Par une décision rendue le 12 juin 2020 (Groupe d’information et de soutien des immigré.e.s, req. n° 418142), la section du contentieux du Conseil d’Etat a, on le rappelle, étendu à l’ensemble des « documents de portée générale émanant d’autorités publiques, matérialisés ou non, tels que les circulaires, instructions, recommandations, notes, présentations ou interprétations du droit positif », le critère de recevabilité du recours pour excès de pouvoir tenant aux effets susceptibles d’être produits par de tels « documents ».
Peuvent ainsi désormais être déférés au juge de l’excès de pouvoir ces « documents » « lorsqu’ils sont susceptibles d’avoir des effets notables sur les droits ou la situation d’autres personnes que les agents chargés, le cas échéant, de les mettre en œuvre », le fil n’étant néanmoins pas totalement rompu avec la jurisprudence antérieure, puisque la décision précisait qu’ont notamment « de tels effets ceux de ces documents qui ont un caractère impératif ou [et il s’agissait là d’une nouveauté] présentent le caractère de lignes directrices ».
Le Conseil d’Etat a eu l’occasion, dans une décision du 16 octobre 2020 (n° 429283) de faire application de cette jurisprudence au cas d’une décision adoptée par l’autorité de supervision indépendantes (ASI) des redevances aéroportuaires, dont les attributions sont désormais exercées par l’autorité de régulation des transports.
Par sa décision, l’ASI avait essentiellement entendu préciser, en vertu des dispositions de l’article R. 224-3-4 du code de l’aviation civile – dans sa rédaction alors applicable –, les éléments documentaires qu’elle entendait voir produire par les exploitants en vue de l’homologation de leurs tarifs, en sus des informations d’ores et déjà listées au IV de l’article R. 224-3 du même code. L’article R. 224-3-4 du code lui conférait, en effet, la possibilité de « demander à l’exploitant d’aérodrome de lui transmettre tout élément permettant de justifier sa proposition tarifaire ».

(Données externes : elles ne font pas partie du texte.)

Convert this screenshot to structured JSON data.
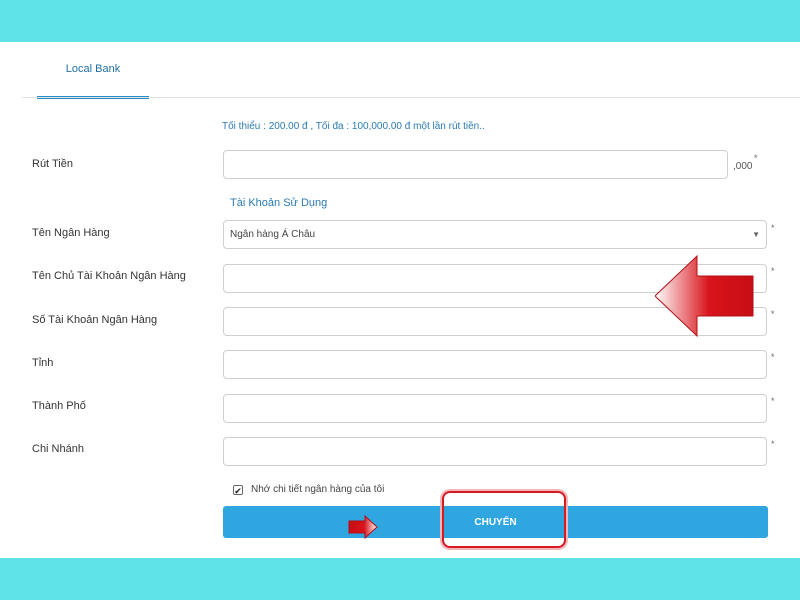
{
  "tabs": {
    "local_bank": "Local Bank"
  },
  "limits_text": "Tối thiểu : 200.00 đ , Tối đa : 100,000.00 đ một lần rút tiền..",
  "form": {
    "withdraw_label": "Rút Tiền",
    "withdraw_suffix": ",000",
    "account_section": "Tài Khoản Sử Dụng",
    "bank_name_label": "Tên Ngân Hàng",
    "bank_name_value": "Ngân hàng Á Châu",
    "account_holder_label": "Tên Chủ Tài Khoản Ngân Hàng",
    "account_number_label": "Số Tài Khoản Ngân Hàng",
    "province_label": "Tỉnh",
    "city_label": "Thành Phố",
    "branch_label": "Chi Nhánh",
    "required_mark": "*",
    "remember_label": "Nhớ chi tiết ngân hàng của tôi",
    "remember_checked": true,
    "check_mark": "✔",
    "submit_label": "CHUYỂN"
  },
  "colors": {
    "page_bg": "#5fe3e8",
    "accent": "#2fa6e0",
    "highlight": "#d41a22"
  }
}
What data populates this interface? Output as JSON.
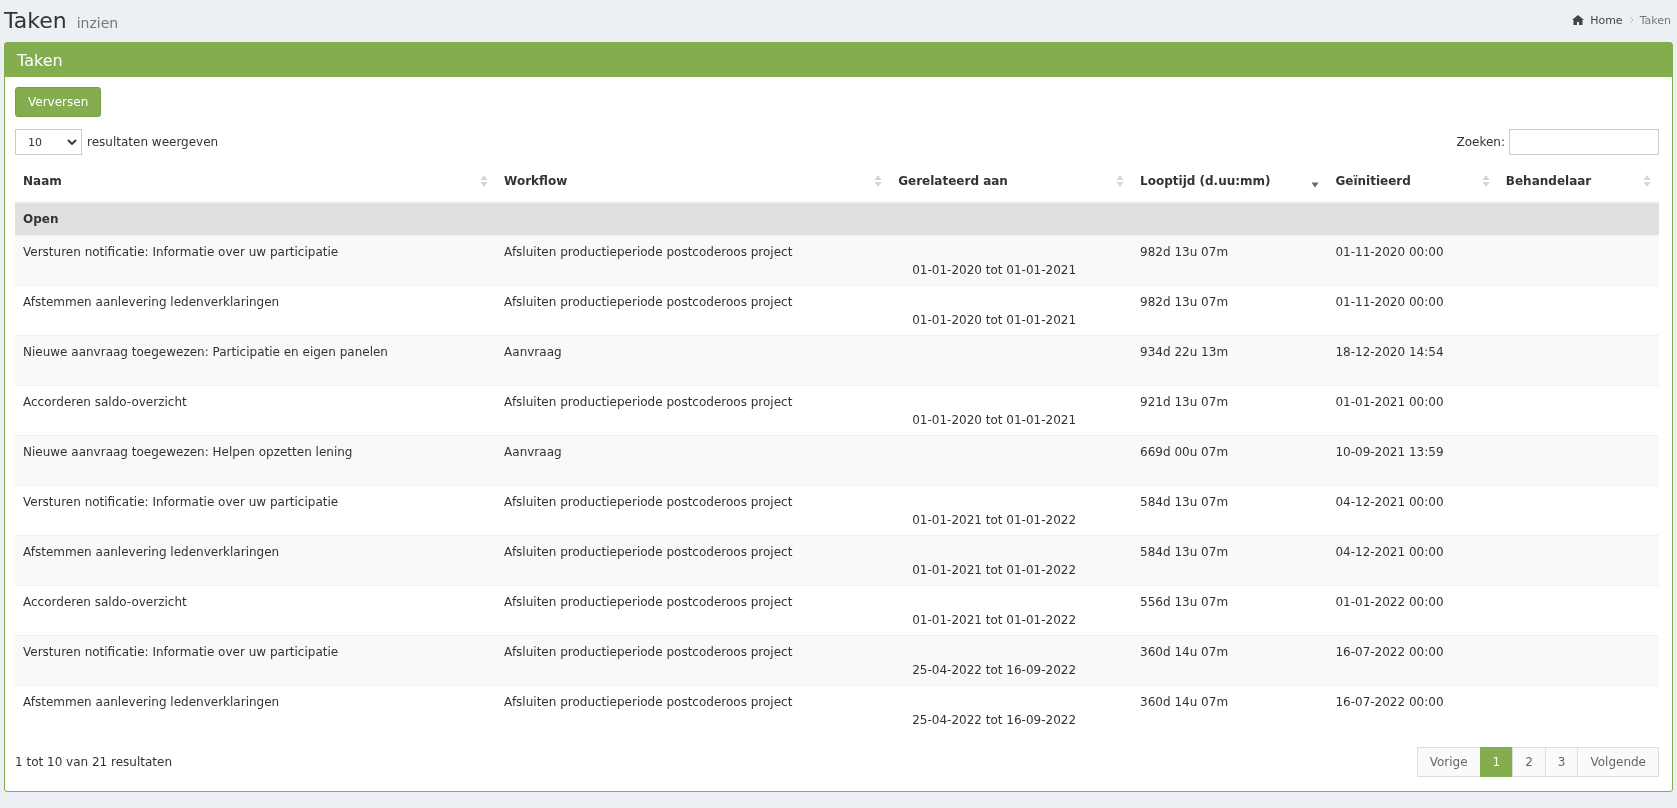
{
  "page": {
    "title": "Taken",
    "subtitle": "inzien"
  },
  "breadcrumb": [
    "Home",
    "Taken"
  ],
  "panel": {
    "title": "Taken",
    "refresh_button": "Verversen"
  },
  "length": {
    "value": "10",
    "label": "resultaten weergeven"
  },
  "search": {
    "label": "Zoeken:"
  },
  "table": {
    "columns": [
      {
        "label": "Naam",
        "sorted_desc": false
      },
      {
        "label": "Workflow",
        "sorted_desc": false
      },
      {
        "label": "Gerelateerd aan",
        "sorted_desc": false
      },
      {
        "label": "Looptijd (d.uu:mm)",
        "sorted_desc": true
      },
      {
        "label": "Geïnitieerd",
        "sorted_desc": false
      },
      {
        "label": "Behandelaar",
        "sorted_desc": false
      }
    ],
    "group": "Open",
    "rows": [
      {
        "name": "Versturen notificatie: Informatie over uw participatie",
        "workflow": "Afsluiten productieperiode postcoderoos project",
        "related": "01-01-2020 tot 01-01-2021",
        "duration": "982d 13u 07m",
        "initiated": "01-11-2020 00:00"
      },
      {
        "name": "Afstemmen aanlevering ledenverklaringen",
        "workflow": "Afsluiten productieperiode postcoderoos project",
        "related": "01-01-2020 tot 01-01-2021",
        "duration": "982d 13u 07m",
        "initiated": "01-11-2020 00:00"
      },
      {
        "name": "Nieuwe aanvraag toegewezen: Participatie en eigen panelen",
        "workflow": "Aanvraag",
        "duration": "934d 22u 13m",
        "initiated": "18-12-2020 14:54"
      },
      {
        "name": "Accorderen saldo-overzicht",
        "workflow": "Afsluiten productieperiode postcoderoos project",
        "related": "01-01-2020 tot 01-01-2021",
        "duration": "921d 13u 07m",
        "initiated": "01-01-2021 00:00"
      },
      {
        "name": "Nieuwe aanvraag toegewezen: Helpen opzetten lening",
        "workflow": "Aanvraag",
        "duration": "669d 00u 07m",
        "initiated": "10-09-2021 13:59"
      },
      {
        "name": "Versturen notificatie: Informatie over uw participatie",
        "workflow": "Afsluiten productieperiode postcoderoos project",
        "related": "01-01-2021 tot 01-01-2022",
        "duration": "584d 13u 07m",
        "initiated": "04-12-2021 00:00"
      },
      {
        "name": "Afstemmen aanlevering ledenverklaringen",
        "workflow": "Afsluiten productieperiode postcoderoos project",
        "related": "01-01-2021 tot 01-01-2022",
        "duration": "584d 13u 07m",
        "initiated": "04-12-2021 00:00"
      },
      {
        "name": "Accorderen saldo-overzicht",
        "workflow": "Afsluiten productieperiode postcoderoos project",
        "related": "01-01-2021 tot 01-01-2022",
        "duration": "556d 13u 07m",
        "initiated": "01-01-2022 00:00"
      },
      {
        "name": "Versturen notificatie: Informatie over uw participatie",
        "workflow": "Afsluiten productieperiode postcoderoos project",
        "related": "25-04-2022 tot 16-09-2022",
        "duration": "360d 14u 07m",
        "initiated": "16-07-2022 00:00"
      },
      {
        "name": "Afstemmen aanlevering ledenverklaringen",
        "workflow": "Afsluiten productieperiode postcoderoos project",
        "related": "25-04-2022 tot 16-09-2022",
        "duration": "360d 14u 07m",
        "initiated": "16-07-2022 00:00"
      }
    ]
  },
  "info": "1 tot 10 van 21 resultaten",
  "pagination": {
    "previous": "Vorige",
    "pages": [
      {
        "label": "1",
        "selected": true
      },
      {
        "label": "2",
        "selected": false
      },
      {
        "label": "3",
        "selected": false
      }
    ],
    "next": "Volgende"
  }
}
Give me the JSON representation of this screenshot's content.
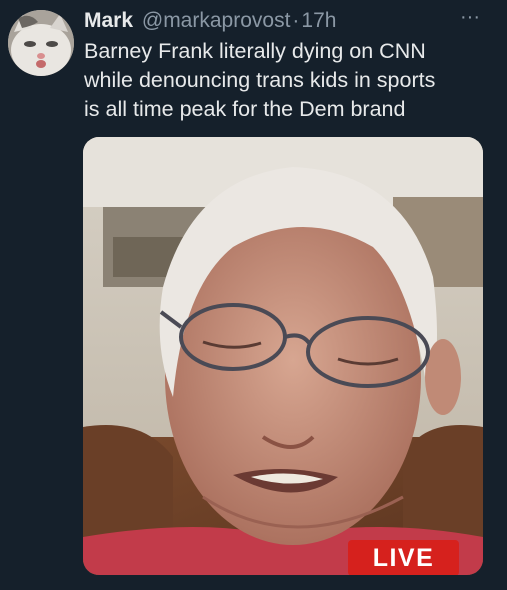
{
  "tweet": {
    "author_name": "Mark",
    "author_handle": "@markaprovost",
    "separator": "·",
    "timestamp": "17h",
    "more_label": "···",
    "text": "Barney Frank literally dying on CNN\nwhile denouncing trans kids in sports\nis all time peak for the Dem brand"
  },
  "media": {
    "live_badge": "LIVE",
    "live_color": "#d6211d"
  },
  "theme": {
    "background": "#15202b",
    "primary_text": "#e7e9ea",
    "secondary_text": "#8b98a5"
  }
}
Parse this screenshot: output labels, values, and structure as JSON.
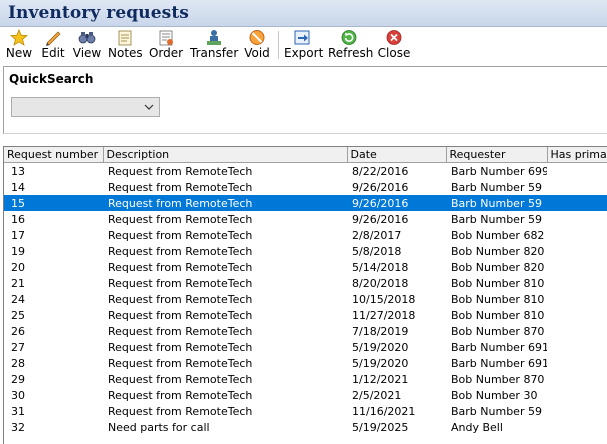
{
  "window": {
    "title": "Inventory requests"
  },
  "toolbar": {
    "new": {
      "label": "New",
      "icon": "star-icon"
    },
    "edit": {
      "label": "Edit",
      "icon": "pencil-icon"
    },
    "view": {
      "label": "View",
      "icon": "binoculars-icon"
    },
    "notes": {
      "label": "Notes",
      "icon": "notes-icon"
    },
    "order": {
      "label": "Order",
      "icon": "order-icon"
    },
    "transfer": {
      "label": "Transfer",
      "icon": "transfer-icon"
    },
    "void": {
      "label": "Void",
      "icon": "void-icon"
    },
    "export": {
      "label": "Export",
      "icon": "export-icon"
    },
    "refresh": {
      "label": "Refresh",
      "icon": "refresh-icon"
    },
    "close": {
      "label": "Close",
      "icon": "close-icon"
    }
  },
  "quicksearch": {
    "label": "QuickSearch",
    "selected": ""
  },
  "grid": {
    "columns": [
      "Request number",
      "Description",
      "Date",
      "Requester",
      "Has primary"
    ],
    "selected_index": 2,
    "rows": [
      [
        "13",
        "Request from RemoteTech",
        "8/22/2016",
        "Barb Number 699",
        ""
      ],
      [
        "14",
        "Request from RemoteTech",
        "9/26/2016",
        "Barb Number 59",
        ""
      ],
      [
        "15",
        "Request from RemoteTech",
        "9/26/2016",
        "Barb Number 59",
        ""
      ],
      [
        "16",
        "Request from RemoteTech",
        "9/26/2016",
        "Barb Number 59",
        ""
      ],
      [
        "17",
        "Request from RemoteTech",
        "2/8/2017",
        "Bob Number 682",
        ""
      ],
      [
        "19",
        "Request from RemoteTech",
        "5/8/2018",
        "Bob Number 820",
        ""
      ],
      [
        "20",
        "Request from RemoteTech",
        "5/14/2018",
        "Bob Number 820",
        ""
      ],
      [
        "21",
        "Request from RemoteTech",
        "8/20/2018",
        "Bob Number 810",
        ""
      ],
      [
        "24",
        "Request from RemoteTech",
        "10/15/2018",
        "Bob Number 810",
        ""
      ],
      [
        "25",
        "Request from RemoteTech",
        "11/27/2018",
        "Bob Number 810",
        ""
      ],
      [
        "26",
        "Request from RemoteTech",
        "7/18/2019",
        "Bob Number 870",
        ""
      ],
      [
        "27",
        "Request from RemoteTech",
        "5/19/2020",
        "Barb Number 691",
        ""
      ],
      [
        "28",
        "Request from RemoteTech",
        "5/19/2020",
        "Barb Number 691",
        ""
      ],
      [
        "29",
        "Request from RemoteTech",
        "1/12/2021",
        "Bob Number 870",
        ""
      ],
      [
        "30",
        "Request from RemoteTech",
        "2/5/2021",
        "Bob Number 30",
        ""
      ],
      [
        "31",
        "Request from RemoteTech",
        "11/16/2021",
        "Barb Number 59",
        ""
      ],
      [
        "32",
        "Need parts for call",
        "5/19/2025",
        "Andy Bell",
        ""
      ]
    ]
  },
  "colors": {
    "selection": "#0078d7",
    "title_text": "#0f2a5e"
  }
}
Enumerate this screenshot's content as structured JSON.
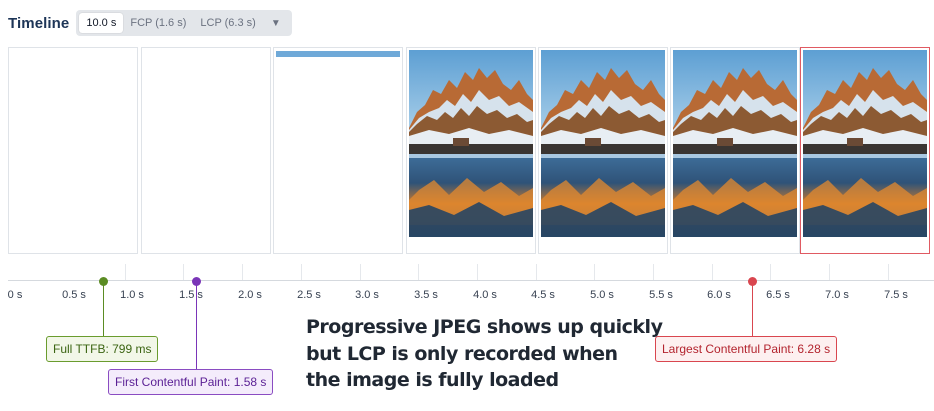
{
  "header": {
    "title": "Timeline",
    "tabs": [
      {
        "label": "10.0 s",
        "active": true
      },
      {
        "label": "FCP (1.6 s)",
        "active": false
      },
      {
        "label": "LCP (6.3 s)",
        "active": false
      }
    ],
    "dropdown_icon": "caret-down-icon"
  },
  "frames": [
    {
      "state": "blank"
    },
    {
      "state": "blank"
    },
    {
      "state": "loading-bar"
    },
    {
      "state": "image"
    },
    {
      "state": "image"
    },
    {
      "state": "image"
    },
    {
      "state": "image",
      "highlight": true
    }
  ],
  "axis": {
    "ticks": [
      "0 s",
      "0.5 s",
      "1.0 s",
      "1.5 s",
      "2.0 s",
      "2.5 s",
      "3.0 s",
      "3.5 s",
      "4.0 s",
      "4.5 s",
      "5.0 s",
      "5.5 s",
      "6.0 s",
      "6.5 s",
      "7.0 s",
      "7.5 s"
    ]
  },
  "markers": {
    "ttfb": {
      "label": "Full TTFB: 799 ms",
      "color": "#5b8c23"
    },
    "fcp": {
      "label": "First Contentful Paint: 1.58 s",
      "color": "#7a35b8"
    },
    "lcp": {
      "label": "Largest Contentful Paint: 6.28 s",
      "color": "#d9464f"
    }
  },
  "annotation": {
    "lines": [
      "Progressive JPEG shows up quickly",
      "but LCP is only recorded when",
      "the image is fully loaded"
    ]
  }
}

L’Union des aéroports français et francophones associés contestait la légalité de la décision en tant qu’elle incluait, parmi les informations devant être systématiquement produites par les exploitants, des éléments excédant les prescriptions de l’article R. 223-4 du code de l’aviation civile, considérant qu’elle n’était pas compétente pour ce faire.
Comme relevé par le rapporteur public, M. Guillaume Odinet, dans ses conclusions sur cette décision, l’ASI ne disposait pas d’un pouvoir réglementaire délégué spécifique pour procéder à ces précisions. Toutefois, deux fondements alternatifs pouvaient permettre de regarder comme légale l’intervention de l’ASI : l’exercice de son pouvoir réglementaire lié à l’organisation et au fonctionnement du service (qui peut notamment viser les usagers du service), ou l’exercice de la prérogative tenue de l’article R. 224-3-4 du code de l’aviation civile permettant à l’ASI de demander tout élément complémentaire aux exploitants et, selon le rapporteur public, lui permettant également de « rendre publics, de façon préalable, les éléments dont elle estime devoir systématiquement disposer pour instruire les notifications ».
C’est cette dernière interprétation qu’a retenu le Conseil d’Etat, jugeant que l’ASI avait, dans l’exercice de cette dernière prérogative, établi des « lignes directrices » visant à définir « la liste des documents qui lui apparaissent nécessaires afin d’assurer la mission qui est la sienne ».
Au regard de cette qualification, il lui appartenait ainsi, conformément à la ligne jurisprudentielle tracée par la décision du 12 juin 2020, d’examiner les vices susceptibles d’affecter la légalité de ce « document », en tenant compte de la nature et des caractéristiques de celui-ci ainsi que du pouvoir d’appréciation dont dispose l’autorité dont il émane.
La Haute-juridiction a considéré, en l’espèce, que l’ASI pouvait valablement déterminer et faire connaître à l’avance les éléments complémentaires dont elle jugeait avoir besoin pour procéder à l’examen des demandes d’homologation. Elle a ainsi, à bon droit, inclus dans cette liste fixée par lignes directrices des éléments excédant les prescriptions minimales contenues par le code de l’aviation civile – et c’est sur ce point que la décision fait l’objet d’un fichage –, notamment inclure des éléments relatifs aux activités hors périmètre régulé, dans la mesure où cela peut être pertinent pour s’assurer de la « juste rémunération des capitaux investis » perçue par l’exploitant, et qu’en toute hypothèse, il n’était pas démontré par l’organisation requérante que ces exigences auraient « fait peser une charge excessive sur les exploitants d’aérodrome ».
CE, 16 octobre 2020, Union des aéroports français et francophones, req. n° 429283, T.